Exosomal fraction isolation

Before exosome isolation, the plasma/serum samples were spun at 10,000 x g at 4°C for 10 minutes to remove cell debris. The exosomal fraction was then enriched from either 250 μl of clarified plasma or serum using the Total Exosome Isolation kits (for plasma or serum, respectively) (Life Technologies, Inc.; Carlsbad, CA), according to the manufacturer’s recommendations. The isolated exosomes were characterized with NanoSight (Malvern Panalytical, Ltd.; Malvern, UK) and by light and electron microscopy. Briefly, following isolation, exosomal pellets were re-suspended in 250 μl of PBS and examined using a Malvern NanoSight NS300 equipped with a 532 nm laser light-scattering (no labelling required) analysis to determine the size distribution and concentration of the isolated particles. Sample concentration was adjusted until a clear image was obtained of a population of around 100 particles in the scattering volume. Three videos of 60-second duration were taken with a frame rate of 30 frames/second, and particle movement was analyzed using Nanoparticle Tracking Analysis (NTA) software (version NTA 3.3, Dev Build 3.3.104; NanoSight, Ltd.; Salisbury, UK). NTA analyzes videos captured using the instrument, providing a particle size distribution and particle count based upon tracking of each particle's Brownian motion. Tracking is carried out for all particles in the laser-scattering volume to produce a particle size distribution using the Stokes-Einstein equation, relating the Brownian motion of a particle to a sphere-equivalent hydrodynamic radius.

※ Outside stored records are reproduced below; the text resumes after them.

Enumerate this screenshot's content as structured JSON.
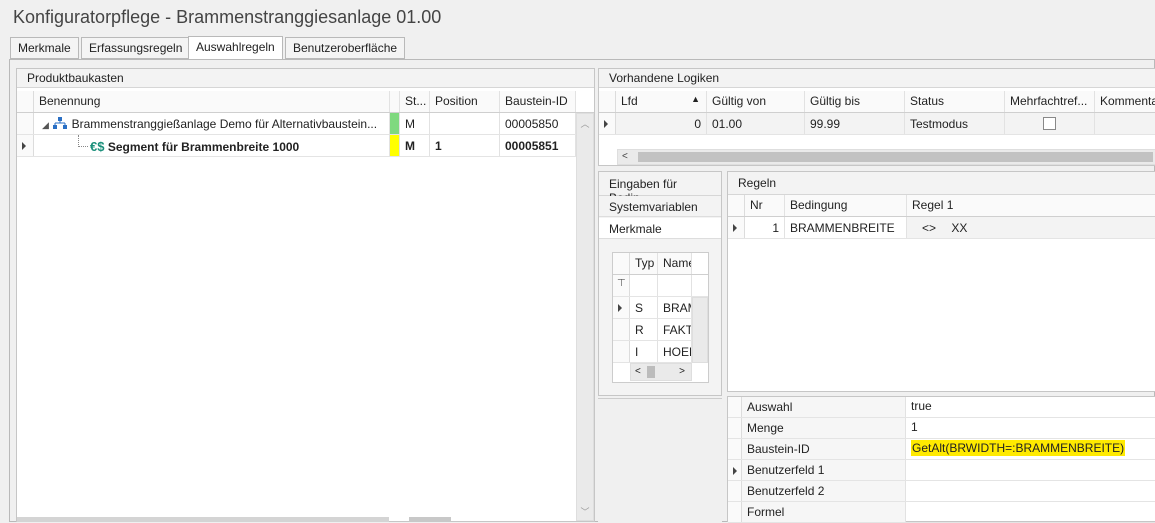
{
  "window": {
    "title": "Konfiguratorpflege - Brammenstranggiesanlage 01.00"
  },
  "tabs": [
    "Merkmale",
    "Erfassungsregeln",
    "Auswahlregeln",
    "Benutzeroberfläche"
  ],
  "active_tab": "Auswahlregeln",
  "produktbaukasten": {
    "header": "Produktbaukasten",
    "columns": [
      "Benennung",
      "St...",
      "Position",
      "Baustein-ID"
    ],
    "rows": [
      {
        "name": "Brammenstranggießanlage Demo für Alternativbaustein...",
        "status": "M",
        "position": "",
        "id": "00005850",
        "status_color": "#7fd97f",
        "icon": "hierarchy-icon",
        "bold": false
      },
      {
        "name": "Segment für Brammenbreite 1000",
        "status": "M",
        "position": "1",
        "id": "00005851",
        "status_color": "#ffff00",
        "icon": "euro-dollar-icon",
        "icon_text": "€$",
        "bold": true
      }
    ]
  },
  "logiken": {
    "header": "Vorhandene Logiken",
    "columns": [
      "Lfd",
      "Gültig von",
      "Gültig bis",
      "Status",
      "Mehrfachtref...",
      "Kommenta"
    ],
    "rows": [
      {
        "lfd": "0",
        "von": "01.00",
        "bis": "99.99",
        "status": "Testmodus",
        "mehrfach": false
      }
    ]
  },
  "eingaben": {
    "header": "Eingaben für Bedin",
    "items": [
      "Systemvariablen",
      "Merkmale"
    ],
    "columns": [
      "Typ",
      "Name"
    ],
    "rows": [
      {
        "typ": "S",
        "name": "BRAM"
      },
      {
        "typ": "R",
        "name": "FAKTO"
      },
      {
        "typ": "I",
        "name": "HOEH"
      }
    ]
  },
  "regeln": {
    "header": "Regeln",
    "columns": [
      "Nr",
      "Bedingung",
      "Regel 1"
    ],
    "rows": [
      {
        "nr": "1",
        "bedingung": "BRAMMENBREITE",
        "r1a": "<>",
        "r1b": "XX"
      }
    ]
  },
  "properties": [
    {
      "label": "Auswahl",
      "value": "true",
      "expandable": false,
      "highlight": false
    },
    {
      "label": "Menge",
      "value": "1",
      "expandable": false,
      "highlight": false
    },
    {
      "label": "Baustein-ID",
      "value": "GetAlt(BRWIDTH=:BRAMMENBREITE)",
      "expandable": false,
      "highlight": true
    },
    {
      "label": "Benutzerfeld 1",
      "value": "",
      "expandable": true,
      "highlight": false
    },
    {
      "label": "Benutzerfeld 2",
      "value": "",
      "expandable": false,
      "highlight": false
    },
    {
      "label": "Formel",
      "value": "",
      "expandable": false,
      "highlight": false
    }
  ]
}
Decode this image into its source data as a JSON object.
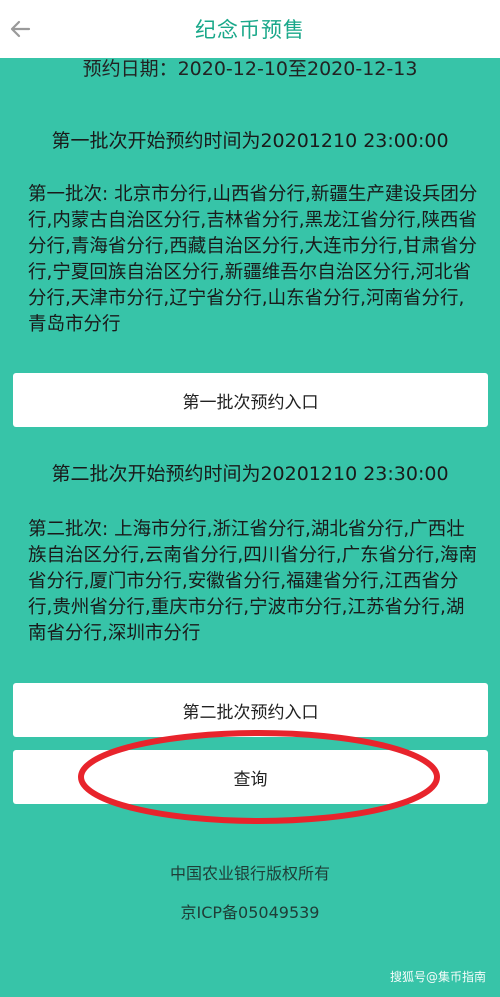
{
  "header": {
    "title": "纪念币预售",
    "back_icon": "arrow-left-icon"
  },
  "reservation_date": "预约日期：2020-12-10至2020-12-13",
  "batch1": {
    "heading": "第一批次开始预约时间为20201210 23:00:00",
    "branches": "第一批次: 北京市分行,山西省分行,新疆生产建设兵团分行,内蒙古自治区分行,吉林省分行,黑龙江省分行,陕西省分行,青海省分行,西藏自治区分行,大连市分行,甘肃省分行,宁夏回族自治区分行,新疆维吾尔自治区分行,河北省分行,天津市分行,辽宁省分行,山东省分行,河南省分行,青岛市分行",
    "button_label": "第一批次预约入口"
  },
  "batch2": {
    "heading": "第二批次开始预约时间为20201210 23:30:00",
    "branches": "第二批次: 上海市分行,浙江省分行,湖北省分行,广西壮族自治区分行,云南省分行,四川省分行,广东省分行,海南省分行,厦门市分行,安徽省分行,福建省分行,江西省分行,贵州省分行,重庆市分行,宁波市分行,江苏省分行,湖南省分行,深圳市分行",
    "button_label": "第二批次预约入口"
  },
  "query_button_label": "查询",
  "footer": {
    "copyright": "中国农业银行版权所有",
    "icp": "京ICP备05049539"
  },
  "watermark": "搜狐号@集币指南",
  "colors": {
    "background": "#37c4a8",
    "title": "#1aa88a",
    "annotation": "#e8242c"
  }
}
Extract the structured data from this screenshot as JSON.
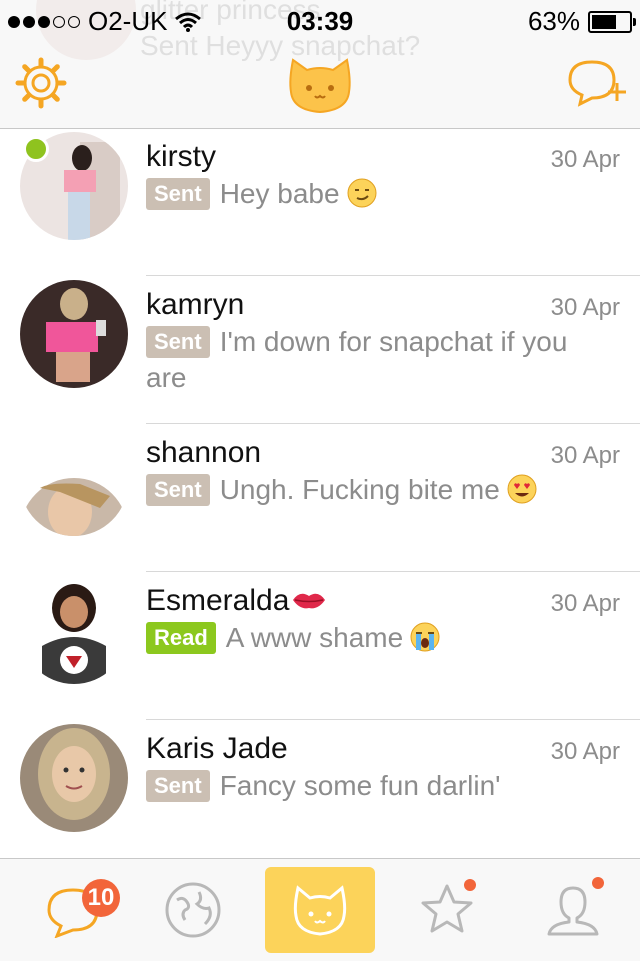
{
  "status_bar": {
    "carrier": "O2-UK",
    "time": "03:39",
    "battery": "63%",
    "signal_bars_filled": 3,
    "signal_bars_total": 5
  },
  "header": {
    "ghost_name": "glitter princess",
    "ghost_badge": "Sent",
    "ghost_message": "Heyyy snapchat?",
    "accent_color": "#f5a623"
  },
  "conversations": [
    {
      "name": "kirsty",
      "date": "30 Apr",
      "status": "Sent",
      "message": "Hey babe",
      "emoji": "smirk-face",
      "online": true
    },
    {
      "name": "kamryn",
      "date": "30 Apr",
      "status": "Sent",
      "message": "I'm down for snapchat if you are",
      "emoji": "",
      "online": false
    },
    {
      "name": "shannon",
      "date": "30 Apr",
      "status": "Sent",
      "message": "Ungh. Fucking bite me",
      "emoji": "heart-eyes-face",
      "online": false
    },
    {
      "name": "Esmeralda",
      "date": "30 Apr",
      "status": "Read",
      "message": "A www shame",
      "emoji": "crying-face",
      "name_emoji": "kiss-lips",
      "online": false
    },
    {
      "name": "Karis Jade",
      "date": "30 Apr",
      "status": "Sent",
      "message": "Fancy some fun darlin'",
      "emoji": "",
      "online": false
    }
  ],
  "tabbar": {
    "chats_count": "10",
    "tabs": [
      "chats",
      "explore",
      "home",
      "favorites",
      "profile"
    ],
    "active": "home",
    "active_color": "#fcd35a",
    "badge_color": "#f2653a"
  }
}
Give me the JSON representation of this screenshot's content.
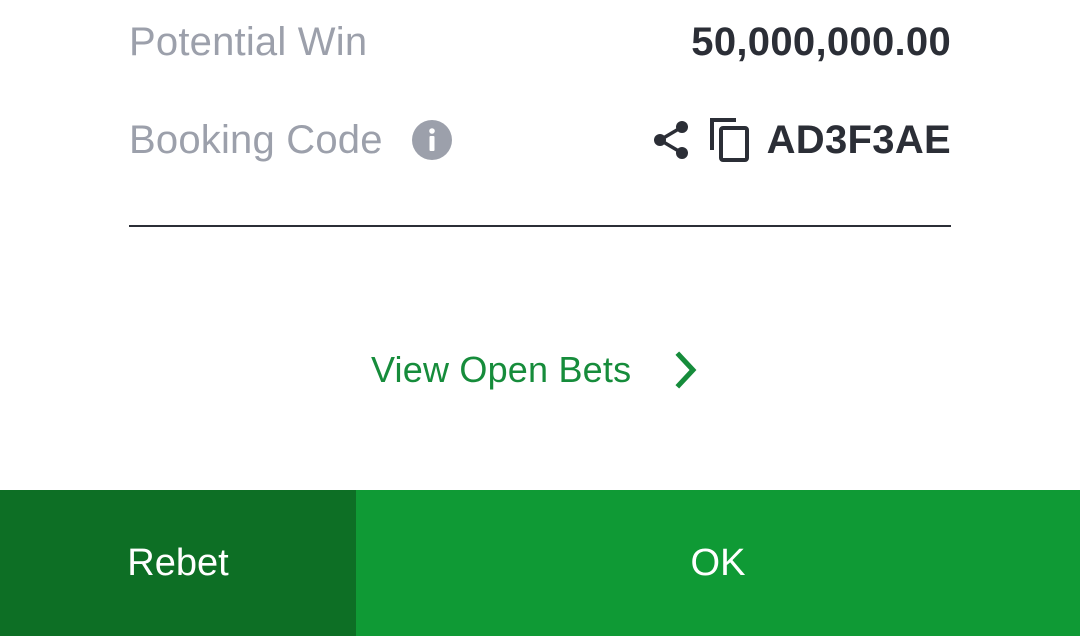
{
  "potential_win": {
    "label": "Potential Win",
    "value": "50,000,000.00"
  },
  "booking_code": {
    "label": "Booking Code",
    "code": "AD3F3AE",
    "info_icon": "info-icon",
    "share_icon": "share-icon",
    "copy_icon": "copy-icon"
  },
  "open_bets": {
    "label": "View Open Bets",
    "icon": "chevron-right-icon"
  },
  "footer": {
    "rebet_label": "Rebet",
    "ok_label": "OK"
  },
  "colors": {
    "label_gray": "#9ca0ab",
    "value_dark": "#2b2e36",
    "link_green": "#168c3b",
    "rebet_green": "#0d6f25",
    "ok_green": "#0f9a35"
  }
}
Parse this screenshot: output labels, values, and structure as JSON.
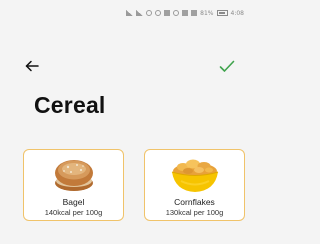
{
  "status_bar": {
    "battery": "81%",
    "time": "4:08"
  },
  "header": {
    "back_icon": "arrow-left-icon",
    "confirm_icon": "checkmark-icon",
    "confirm_color": "#3fa34d"
  },
  "page_title": "Cereal",
  "accent_color": "#f0c36a",
  "foods": [
    {
      "name": "Bagel",
      "kcal": "140kcal per 100g",
      "icon": "bagel-image"
    },
    {
      "name": "Cornflakes",
      "kcal": "130kcal per 100g",
      "icon": "cornflakes-bowl-image"
    }
  ]
}
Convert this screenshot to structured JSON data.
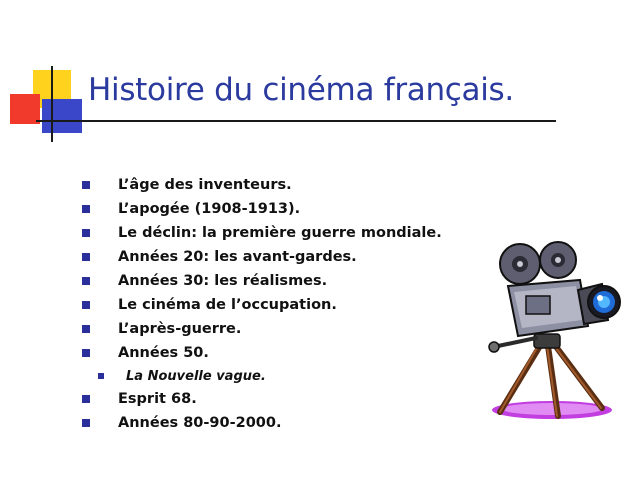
{
  "slide": {
    "title": "Histoire du cinéma français.",
    "bullets": [
      {
        "text": "L’âge des inventeurs.",
        "level": 1
      },
      {
        "text": "L’apogée (1908-1913).",
        "level": 1
      },
      {
        "text": "Le déclin: la première guerre mondiale.",
        "level": 1
      },
      {
        "text": "Années 20: les avant-gardes.",
        "level": 1
      },
      {
        "text": "Années 30: les réalismes.",
        "level": 1
      },
      {
        "text": "Le cinéma de l’occupation.",
        "level": 1
      },
      {
        "text": "L’après-guerre.",
        "level": 1
      },
      {
        "text": "Années 50.",
        "level": 1
      },
      {
        "text": "La Nouvelle vague.",
        "level": 2
      },
      {
        "text": "Esprit 68.",
        "level": 1
      },
      {
        "text": "Années 80-90-2000.",
        "level": 1
      }
    ]
  },
  "colors": {
    "title": "#2b3a9e",
    "bullet_marker": "#2a2f9c",
    "deco_yellow": "#ffd21e",
    "deco_red": "#f13a2c",
    "deco_blue": "#3a47c8"
  },
  "icons": {
    "illustration": "movie-camera-icon"
  }
}
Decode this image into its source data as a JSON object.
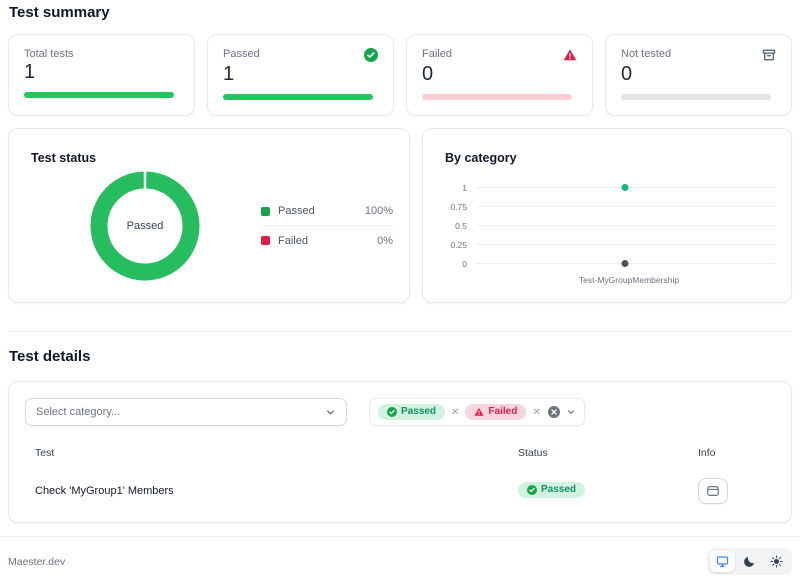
{
  "summary": {
    "title": "Test summary",
    "cards": [
      {
        "label": "Total tests",
        "value": "1",
        "icon": "none",
        "bar_percent": 100,
        "bar_color": "#22c55e"
      },
      {
        "label": "Passed",
        "value": "1",
        "icon": "check-circle",
        "bar_percent": 100,
        "bar_color": "#22c55e"
      },
      {
        "label": "Failed",
        "value": "0",
        "icon": "warning-triangle",
        "bar_percent": 0,
        "bar_color": "#fecdd3"
      },
      {
        "label": "Not tested",
        "value": "0",
        "icon": "archive-box",
        "bar_percent": 0,
        "bar_color": "#e2e4e8"
      }
    ]
  },
  "status_card": {
    "title": "Test status",
    "center_label": "Passed",
    "legend": [
      {
        "label": "Passed",
        "value": "100%",
        "color": "#16a34a"
      },
      {
        "label": "Failed",
        "value": "0%",
        "color": "#e11d48"
      }
    ]
  },
  "category_card": {
    "title": "By category",
    "yticks": [
      "1",
      "0.75",
      "0.5",
      "0.25",
      "0"
    ],
    "category": "Test-MyGroupMembership"
  },
  "chart_data": [
    {
      "type": "pie",
      "title": "Test status",
      "labels": [
        "Passed",
        "Failed"
      ],
      "values": [
        100,
        0
      ],
      "colors": [
        "#22c55e",
        "#e11d48"
      ],
      "center_label": "Passed",
      "legend_position": "right"
    },
    {
      "type": "scatter",
      "title": "By category",
      "categories": [
        "Test-MyGroupMembership"
      ],
      "points": [
        {
          "x": "Test-MyGroupMembership",
          "y": 1,
          "color": "#10b981"
        },
        {
          "x": "Test-MyGroupMembership",
          "y": 0,
          "color": "#52525b"
        }
      ],
      "ylim": [
        0,
        1
      ],
      "yticks": [
        1,
        0.75,
        0.5,
        0.25,
        0
      ],
      "grid": true
    }
  ],
  "details": {
    "title": "Test details",
    "select_placeholder": "Select category...",
    "filters": [
      {
        "label": "Passed",
        "icon": "check-circle"
      },
      {
        "label": "Failed",
        "icon": "warning-triangle"
      }
    ],
    "table": {
      "headers": [
        "Test",
        "Status",
        "Info"
      ],
      "rows": [
        {
          "test": "Check 'MyGroup1' Members",
          "status": "Passed",
          "info": "open-result"
        }
      ]
    }
  },
  "footer": {
    "brand": "Maester.dev",
    "theme_options": [
      "system",
      "dark",
      "light"
    ],
    "active_theme": "system"
  },
  "icons": {
    "remove": "✕"
  },
  "colors": {
    "green": "#22c55e",
    "green_dark": "#16a34a",
    "red": "#e11d48",
    "pink_track": "#fecdd3",
    "gray_track": "#e2e4e8",
    "accent_blue": "#3b82f6"
  }
}
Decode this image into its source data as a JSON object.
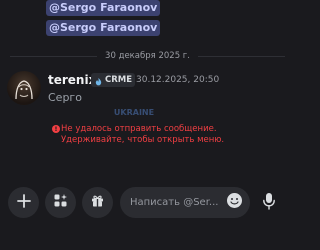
{
  "mentions": [
    "@Sergo Faraonov",
    "@Sergo Faraonov"
  ],
  "date_divider": "30 декабря 2025 г.",
  "message": {
    "author": "terenix",
    "tag": "CRME",
    "timestamp": "30.12.2025, 20:50",
    "text": "Серго",
    "error_icon_glyph": "!",
    "error": "Не удалось отправить сообщение. Удерживайте, чтобы открыть меню."
  },
  "watermark": "UKRAINE",
  "composer": {
    "placeholder": "Написать @Ser..."
  },
  "icons": {
    "add": "plus-icon",
    "apps": "apps-sparkle-icon",
    "gift": "gift-icon",
    "emoji": "emoji-smile-icon",
    "mic": "microphone-icon",
    "tag_badge": "flame-icon"
  },
  "colors": {
    "background": "#1a1a1e",
    "mention_bg": "#3c4270",
    "mention_fg": "#c9cdfb",
    "error": "#f23f43"
  }
}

For transmission electron microscopic (TEM) visualization, 50 μl exosomal solution in PBS was fixed with 500 μl of 2% paraformaldehyde and glutaraldehyde solution. After overnight fixation at 4°C, exosomes were carefully loaded onto charged formvar-coated copper grids for 10 minutes, then grids were stained with 2% uranyl acetate for 1 minute, rinsed, blotted dry and imaged at 80 kV using the FEI Tecnai™ G2 Spirit TWIN TEM (FEI Company; Hillsboro, OR).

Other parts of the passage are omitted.